The hydraulic separator was unable to perform its intended buffering function because primary flow volume consistently exceeded secondary circuit demand. Cold supply water recirculated back to the chiller inlet without absorbing heat from the distribution side, creating a false signal that triggered continuous compressor operation. The root cause was a combination of fixed-speed primary pumping and inlet-based control logic. After adjusting the control strategy to respond to actual return temperatures and demand, the thermal buffer began functioning correctly and compressor cycling was eliminated.

Compressor stability & thermal decoupling — motor yacht 100m+
System & context.
| Vessel type | Motor yacht 100m+ |
|---|---|
| Hydraulic layout | Open hydraulic divider, primary/secondary decoupled |
| Cooling distribution | Fan coil units via secondary chilled water circuit |
| Control issue | Inlet-based temperature control causing rapid cycling |
Despite the chiller plant being hydraulically separated into a primary and secondary circuit, the thermal decoupling was not functioning as designed.

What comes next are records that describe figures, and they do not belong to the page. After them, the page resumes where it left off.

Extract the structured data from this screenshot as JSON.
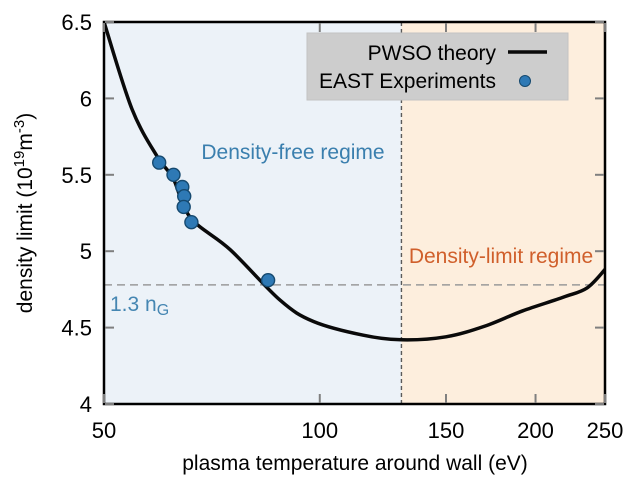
{
  "chart_data": {
    "type": "line",
    "title": "",
    "x_axis": {
      "label": "plasma temperature around wall (eV)",
      "scale": "log",
      "range": [
        50,
        250
      ],
      "ticks": [
        50,
        100,
        150,
        200,
        250
      ]
    },
    "y_axis": {
      "label": "density limit (10^19 m^-3)",
      "label_parts": {
        "p1": "density limit (10",
        "sup1": "19",
        "p2": "m",
        "sup2": "-3",
        "p3": ")"
      },
      "range": [
        4,
        6.5
      ],
      "ticks": [
        4,
        4.5,
        5,
        5.5,
        6,
        6.5
      ]
    },
    "series": [
      {
        "name": "PWSO theory",
        "type": "line",
        "color": "#0a0a0a",
        "line_width": 3.5,
        "x": [
          50,
          54.7,
          59.5,
          62.4,
          66,
          75,
          88,
          98,
          115,
          130,
          150,
          170,
          192,
          219,
          236,
          250
        ],
        "y": [
          6.5,
          5.93,
          5.61,
          5.48,
          5.22,
          5.01,
          4.68,
          4.54,
          4.45,
          4.42,
          4.44,
          4.51,
          4.61,
          4.7,
          4.76,
          4.88
        ]
      },
      {
        "name": "EAST Experiments",
        "type": "scatter",
        "color": "#2e79b5",
        "edge_color": "#15496f",
        "marker_radius": 6.5,
        "x": [
          59.7,
          62.5,
          64.3,
          64.7,
          64.6,
          66.2,
          84.7
        ],
        "y": [
          5.58,
          5.5,
          5.42,
          5.36,
          5.29,
          5.19,
          4.81
        ]
      }
    ],
    "reference_lines": [
      {
        "orientation": "horizontal",
        "value": 4.78,
        "style": "dashed",
        "color": "#9a9a9a",
        "label_main": "1.3 n",
        "label_sub": "G",
        "label_color": "#4586b2"
      },
      {
        "orientation": "vertical",
        "value": 130,
        "style": "dashed",
        "color": "#5a5a5a"
      }
    ],
    "regions": [
      {
        "name": "density-free",
        "x_range": [
          50,
          130
        ],
        "fill": "#ecf2f8",
        "label": "Density-free regime",
        "label_color": "#3a7fae"
      },
      {
        "name": "density-limit",
        "x_range": [
          130,
          250
        ],
        "fill": "#fdeedd",
        "label": "Density-limit regime",
        "label_color": "#d05f2b"
      }
    ],
    "legend": {
      "position": "top-right",
      "bg": "#cdcdcd",
      "entries": [
        "PWSO theory",
        "EAST Experiments"
      ]
    },
    "grid": false,
    "frame_color": "#000000",
    "tick_color": "#7f7f7f"
  }
}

The primary pump maintained a constant high flow rate regardless of actual cooling demand, flooding the hydraulic separator with cold water and preventing warm return water from the secondary circuit from influencing chiller control. As a result, the chiller continuously saw a near-zero temperature differential and triggered compressor starts that were not needed. The system had no demand-based modulation in place and compressors ran at full capacity without interruption, causing excessive wear and energy waste.
What ClimaWISE found.
The fingerprint surfaces issues that show up nowhere else, not in the BMS, not in vendor diagnostics, not in scheduled service.
The chiller control system was configured to respond to supply water inlet temperature rather than return temperature. This caused the system to interpret normal temperature fluctuations as demand signals, triggering rapid start/stop sequences. By shifting the control reference and introducing a wider operating bandwidth, the system response became proportional to actual load rather than short-term temperature noise. System COP stabilised at 7.18 following the adjustments.
What changed.

Hydraulic separator now functioning as designed with measurable delta T between circuits.